Javier Mariscal y Swatch se han unido para crear una pieza que homenajea a Barcelona.
Historias del tiempo
El modelo Grandcelona lidera la novedad más reciente de Swatch Destination Art, la colección de ejemplares exclusivos que viaja por distintos rincones del planeta a través de creaciones elaboradas por un autor regional clave.

Con esencia mediterránea, rebosante de colorido y poseedor de un toque audaz. Así se define el agradable Grandcelona ideado por Javier Mariscal.

Barcelona se valora más por sus ademanes que por el reloj. Esto ocurre simplemente debido a que es una urbe singular y atípica, la cual supo proyectar su propia imagen mucho antes de transformarse en un sello comercial. Siempre ha comprendido la ilustración como una vía comunicativa y el transcurrir de los días como un ciclo mediterráneo lleno de matices, con un toque rebelde y permanentemente creativo. Todo aquello, que resulta significativo, es lo que define y sintetiza Grandcelona, la pieza de Swatch Destination Art consagrada a la metrópoli eternamente olímpica concebida por Javier Mariscal.

El origen estético de este proyecto surgió de la obra mural que el mundialmente reconocido creador de Cobi diseñó destinada al establecimiento Swatch situado en paseo de Gràcia, integrando ¡60! Rincones icónicos de la urbe. De esta forma, pasando de la ilustración al pulso, el modelo Grandcelona se ha lanzado formalmente en Palo Alto. ¿En qué otro sitio podría ser?
Grandcelona se dio a conocer en Palo Alto buscando convertirse en un reducido manifiesto móvil.
Junto a Javier Mariscal y Gonzalo de Cevallos, el español con mayor autoridad en el coloso relojero que es el grupo Swatch, reivindicando el reloj no solo como instrumento funcional sino como vehículo cultural, Grandcelona hizo su debut oficial resplandeciendo con sus horas radiantes y llenas de color para consolidarse como una breve proclama transportable.
Swatch comprendió pronto, tal como Warhol con la sopa Campbell, que cualquier artículo común puede transformarse en una proclama. “El buen diseño es visible; el gran diseño, transparente”, sostenía Joe Sparano, mientras que Mariscal siempre ha defendido una propuesta visual que se manifiesta con vigor. Que a ratos vocifera. De este modo, entre Swatch y Mariscal, la medición de las horas se vuelve un divertimento formal. Un sarcasmo transportable. Construcción de sentimientos.
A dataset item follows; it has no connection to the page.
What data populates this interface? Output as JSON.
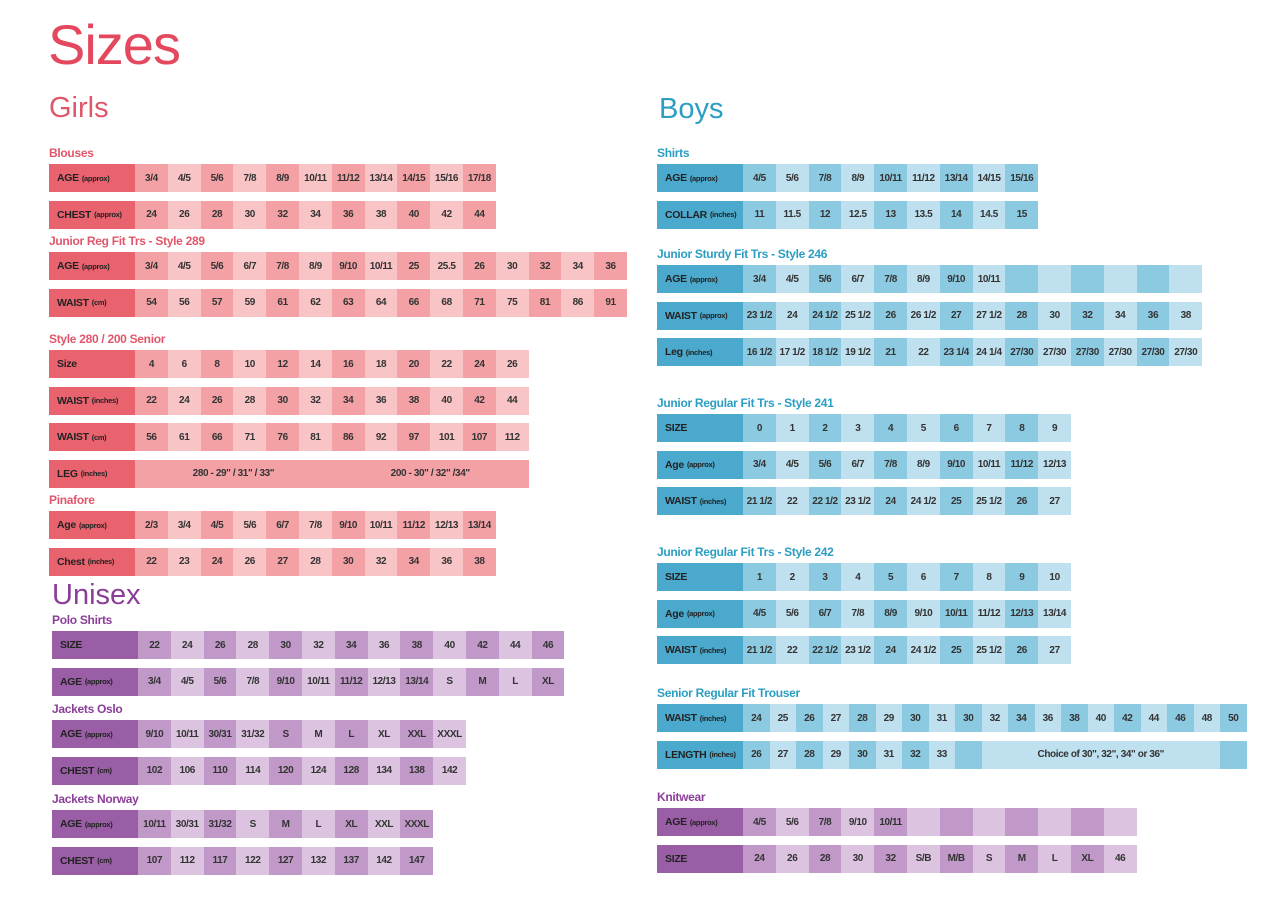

Mediante este vínculo orgánico, Swatch ratifica nuevamente su gran interés por la expresión artística y la creación de relojes. Resulta imposible para la marca eludir ese doble entusiasmo que proyecta a través de Swatch Destination Art mediante cronógrafos siempre singulares. Existe un modelo para cada ubicación específica, con una estética exclusiva diseñada por un creador regional fundamental en su disciplina. Cada ejemplar, tal como sucede con este Grandcelona, resulta irrepetible, surge para un sitio determinado y se desarrolla junto a un artista local de renombre. Un autor con la habilidad de concentrar la esencia de toda una región en los apenas 40 milímetros que componen la caja y su extensa pulsera.

No se trata de simples piezas de recuerdo. Son cronógrafos que narran relatos. Porciones de la urbe transformadas en horas. Javier Mariscal resultó el seleccionado en este momento debido a que “pocas miradas han sabido explicar la ciudad con tanta libertad, ironía y afecto como la suya”, comentaba Gonzalo de Cevallos, quien destacó la relevancia táctica de esta iniciativa que vincula el ingenio regional con la proyección internacional.
No es una coincidencia. La compañía se encuentra próxima a festejar un aniversario significativo de otra propuesta que acentúa su devoción por el arte. Se trata del Swatch Art Peace Hotel, el centro de residencia artística que inició en 2018 en Shangái y que ha pasado a ser uno de los ensayos culturales más cautivadores de esta marca que igualmente difunde su interés estético por medio de Swatch Art Journey.

En realidad, esta gama se amplía actualmente mediante el lanzamiento de la línea Swatch x Guggenheim. La iniciativa combina la estética artística de la centuria pasada con el diseño de relojes actual empleando cuatro piezas basadas en creaciones célebres de Paul Klee, Edgar Degas, Claude Monet y Jackson Pollock. Trabajando junto al Guggenheim de Nueva York y la Peggy Guggenheim Collection de Venecia, esta serie continúa el vínculo establecido a comienzos de la década de 1990 entre la firma helvética y los centros de arte asociados a la Solomon R. Guggenheim Foundation.